Dalla Consulta spiegano che “si tratta di una novità giurisprudenziale coerente con quanto la Corte aveva affermato precedentemente circa la necessità che lo Stato ponga in essere una leale collaborazione con le autonomie territoriali nella gestione delle politiche di bilancio”. I giudici della Corte costituzionale presieduta da Giorgio Lattanzi con la loro sentenza censurano “il ritardo con cui lo Stato ha dato attuazione alle precedenti pronunce della Corte, affermando che l’attuazione non può essere ritardata a piacimento ma deve intervenire tempestivamente dopo la pubblicazione della sentenza e comunque entro la prima manovra di finanza ad essa successiva”.
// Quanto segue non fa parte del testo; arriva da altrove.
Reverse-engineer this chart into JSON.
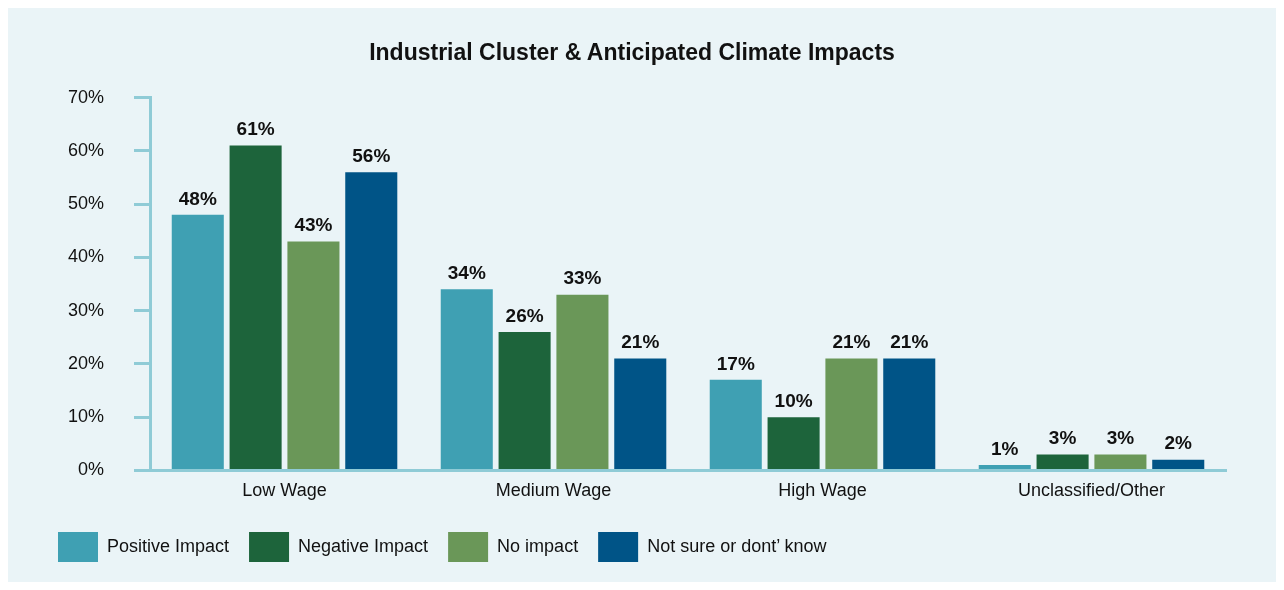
{
  "chart_data": {
    "type": "bar",
    "title": "Industrial Cluster & Anticipated Climate Impacts",
    "categories": [
      "Low Wage",
      "Medium Wage",
      "High Wage",
      "Unclassified/Other"
    ],
    "series": [
      {
        "name": "Positive Impact",
        "color": "#3fa0b3",
        "values": [
          48,
          34,
          17,
          1
        ],
        "value_labels": [
          "48%",
          "34%",
          "17%",
          "1%"
        ]
      },
      {
        "name": "Negative Impact",
        "color": "#1d643b",
        "values": [
          61,
          26,
          10,
          3
        ],
        "value_labels": [
          "61%",
          "26%",
          "10%",
          "3%"
        ]
      },
      {
        "name": "No impact",
        "color": "#6a9758",
        "values": [
          43,
          33,
          21,
          3
        ],
        "value_labels": [
          "43%",
          "33%",
          "21%",
          "3%"
        ]
      },
      {
        "name": "Not sure or dont’ know",
        "color": "#005487",
        "values": [
          56,
          21,
          21,
          2
        ],
        "value_labels": [
          "56%",
          "21%",
          "21%",
          "2%"
        ]
      }
    ],
    "ylim": [
      0,
      70
    ],
    "yticks": [
      {
        "value": 0,
        "label": "0%"
      },
      {
        "value": 10,
        "label": "10%"
      },
      {
        "value": 20,
        "label": "20%"
      },
      {
        "value": 30,
        "label": "30%"
      },
      {
        "value": 40,
        "label": "40%"
      },
      {
        "value": 50,
        "label": "50%"
      },
      {
        "value": 60,
        "label": "60%"
      },
      {
        "value": 70,
        "label": "70%"
      }
    ],
    "grid": false,
    "legend": "bottom"
  }
}
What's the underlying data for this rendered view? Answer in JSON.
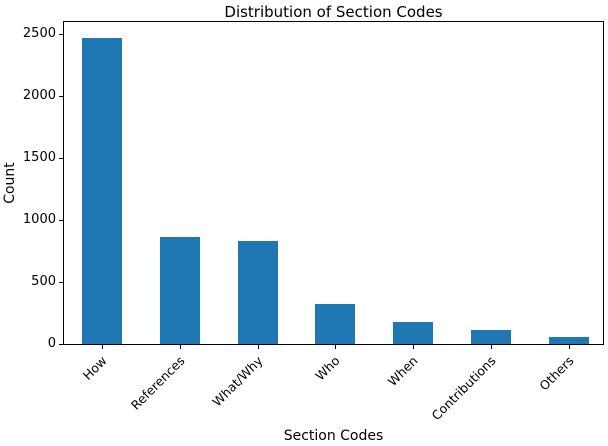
{
  "chart_data": {
    "type": "bar",
    "title": "Distribution of Section Codes",
    "xlabel": "Section Codes",
    "ylabel": "Count",
    "categories": [
      "How",
      "References",
      "What/Why",
      "Who",
      "When",
      "Contributions",
      "Others"
    ],
    "values": [
      2470,
      865,
      830,
      320,
      180,
      115,
      60
    ],
    "ylim": [
      0,
      2600
    ],
    "yticks": [
      0,
      500,
      1000,
      1500,
      2000,
      2500
    ],
    "bar_color": "#1f77b4",
    "axis_color": "#000000",
    "grid": false,
    "legend": null,
    "x_tick_rotation_deg": 45
  }
}
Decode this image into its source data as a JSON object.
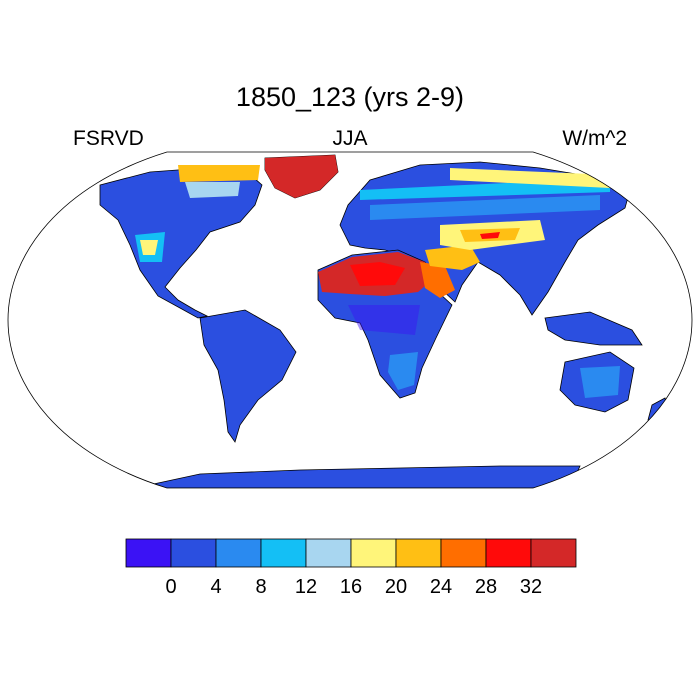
{
  "title": "1850_123 (yrs 2-9)",
  "left_label": "FSRVD",
  "center_label": "JJA",
  "right_label": "W/m^2",
  "colorbar": {
    "colors": [
      "#3b12f5",
      "#2b4fe0",
      "#2a8af0",
      "#14bff5",
      "#a8d6f0",
      "#fff57a",
      "#ffbf14",
      "#ff6e00",
      "#ff0a0a",
      "#d42828"
    ],
    "tick_labels": [
      "0",
      "4",
      "8",
      "12",
      "16",
      "20",
      "24",
      "28",
      "32"
    ]
  },
  "map_colors": {
    "ocean": "#ffffff",
    "land_base": "#2b4fe0",
    "coast": "#000000"
  }
}
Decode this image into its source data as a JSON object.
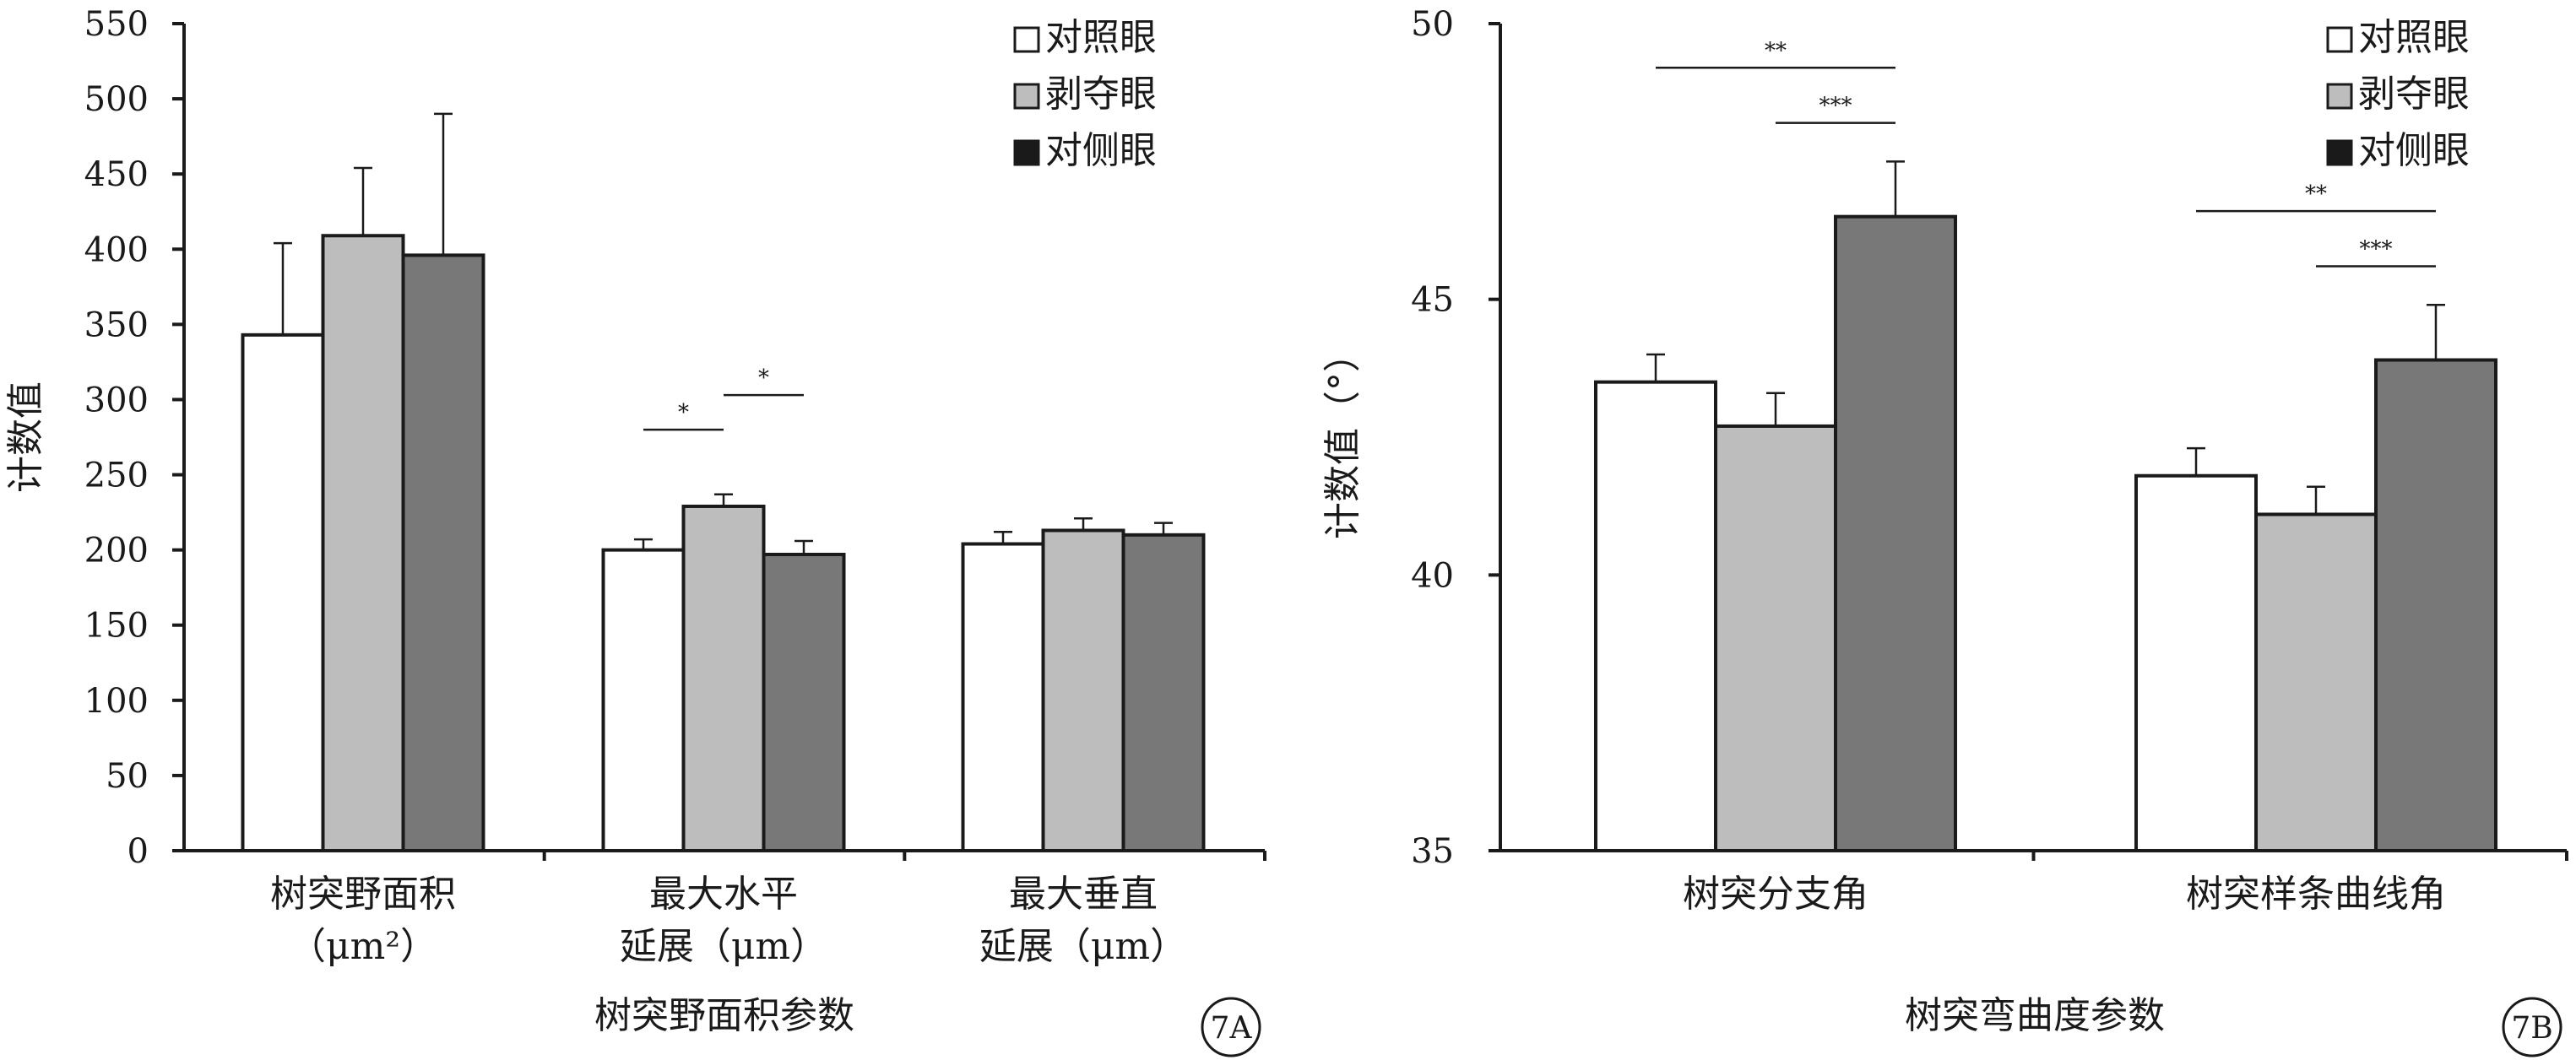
{
  "chart_data": [
    {
      "type": "bar",
      "panel_label": "7A",
      "ylabel": "计数值",
      "xlabel": "树突野面积参数",
      "ylim": [
        0,
        550
      ],
      "ytick_step": 50,
      "yticks": [
        "0",
        "50",
        "100",
        "150",
        "200",
        "250",
        "300",
        "350",
        "400",
        "450",
        "500",
        "550"
      ],
      "categories": [
        [
          "树突野面积",
          "（μm²）"
        ],
        [
          "最大水平",
          "延展（μm）"
        ],
        [
          "最大垂直",
          "延展（μm）"
        ]
      ],
      "series": [
        {
          "name": "对照眼",
          "values": [
            343,
            200,
            204
          ],
          "errors": [
            61,
            7,
            8
          ]
        },
        {
          "name": "剥夺眼",
          "values": [
            409,
            229,
            213
          ],
          "errors": [
            45,
            8,
            8
          ]
        },
        {
          "name": "对侧眼",
          "values": [
            396,
            197,
            210
          ],
          "errors": [
            94,
            9,
            8
          ]
        }
      ],
      "significance": [
        {
          "category": 1,
          "from_series": 0,
          "to_series": 1,
          "label": "*",
          "y": 280
        },
        {
          "category": 1,
          "from_series": 1,
          "to_series": 2,
          "label": "*",
          "y": 303
        }
      ],
      "legend_position": "top-right"
    },
    {
      "type": "bar",
      "panel_label": "7B",
      "ylabel": "计数值（°）",
      "xlabel": "树突弯曲度参数",
      "ylim": [
        35,
        50
      ],
      "ytick_step": 5,
      "yticks": [
        "35",
        "40",
        "45",
        "50"
      ],
      "categories": [
        [
          "树突分支角"
        ],
        [
          "树突样条曲线角"
        ]
      ],
      "series": [
        {
          "name": "对照眼",
          "values": [
            43.5,
            41.8
          ],
          "errors": [
            0.5,
            0.5
          ]
        },
        {
          "name": "剥夺眼",
          "values": [
            42.7,
            41.1
          ],
          "errors": [
            0.6,
            0.5
          ]
        },
        {
          "name": "对侧眼",
          "values": [
            46.5,
            43.9
          ],
          "errors": [
            1.0,
            1.0
          ]
        }
      ],
      "significance": [
        {
          "category": 0,
          "from_series": 0,
          "to_series": 2,
          "label": "**",
          "y": 49.2
        },
        {
          "category": 0,
          "from_series": 1,
          "to_series": 2,
          "label": "***",
          "y": 48.2
        },
        {
          "category": 1,
          "from_series": 0,
          "to_series": 2,
          "label": "**",
          "y": 46.6
        },
        {
          "category": 1,
          "from_series": 1,
          "to_series": 2,
          "label": "***",
          "y": 45.6
        }
      ],
      "legend_position": "top-right"
    }
  ],
  "colors": {
    "对照眼": "#ffffff",
    "剥夺眼": "#bdbdbd",
    "对侧眼": "#787878",
    "legend_对侧眼": "#1a1a1a",
    "axis": "#1a1a1a"
  }
}
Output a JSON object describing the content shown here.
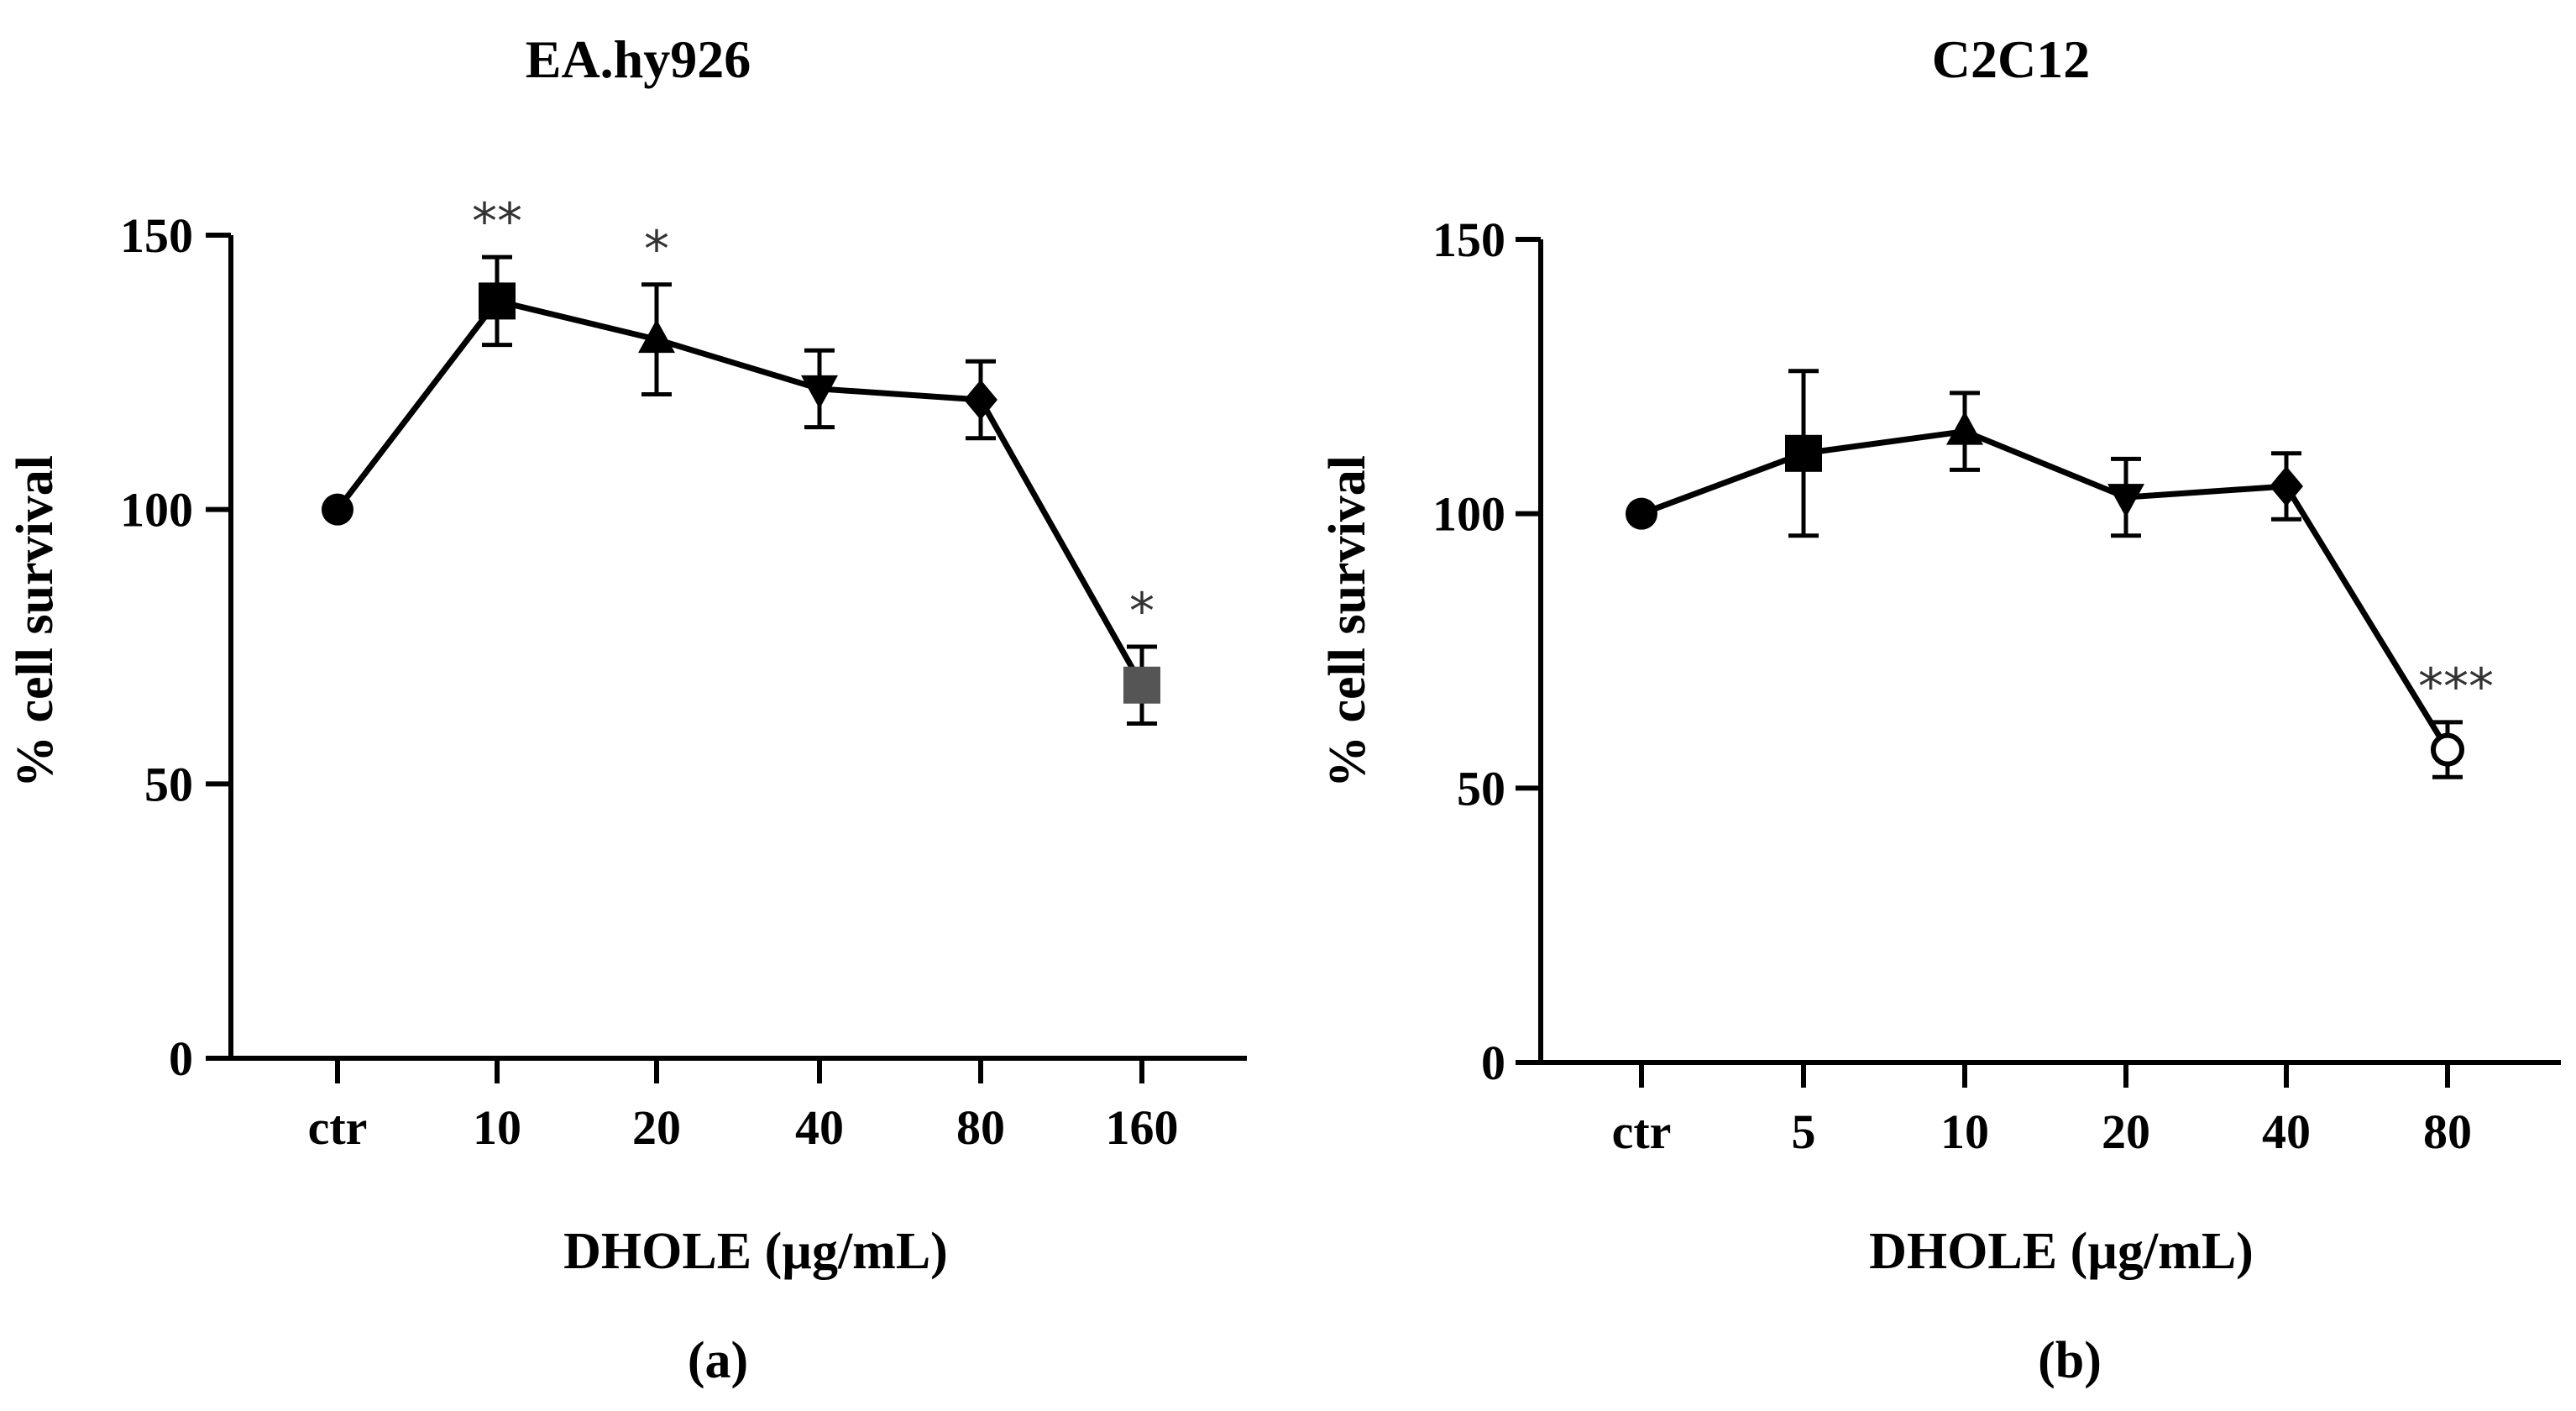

Per chiarire meglio il contenuto della sentenza numero 6 del 2019, decisa il 21 novembre e pubblicata questa mattina, i giudici della Consulta si sono affidati anche a un comunicato stampa. Nella sintesi sono indicati i criteri che lo Stato deve rispettare per stabilire i contributi che spettano alla Sardegna, in attesa che si perfezioni l’accordo definitivo tra Stato e Regione. Ecco i requisiti: “La dimensione della finanza della Regione rispetto alla finanza pubblica,  le funzioni effettivamente esercitate e i relativi oneri,  gli svantaggi strutturali permanenti, i costi dell’insularità e i livelli di reddito pro capite – si legge nella nota – il valore medio dei contributi alla stabilità della finanza pubblica allargata imposti agli enti pubblici nel medesimo arco temporale e il finanziamento dei livelli essenziali delle prestazioni concernenti i diritti civili e sociali“.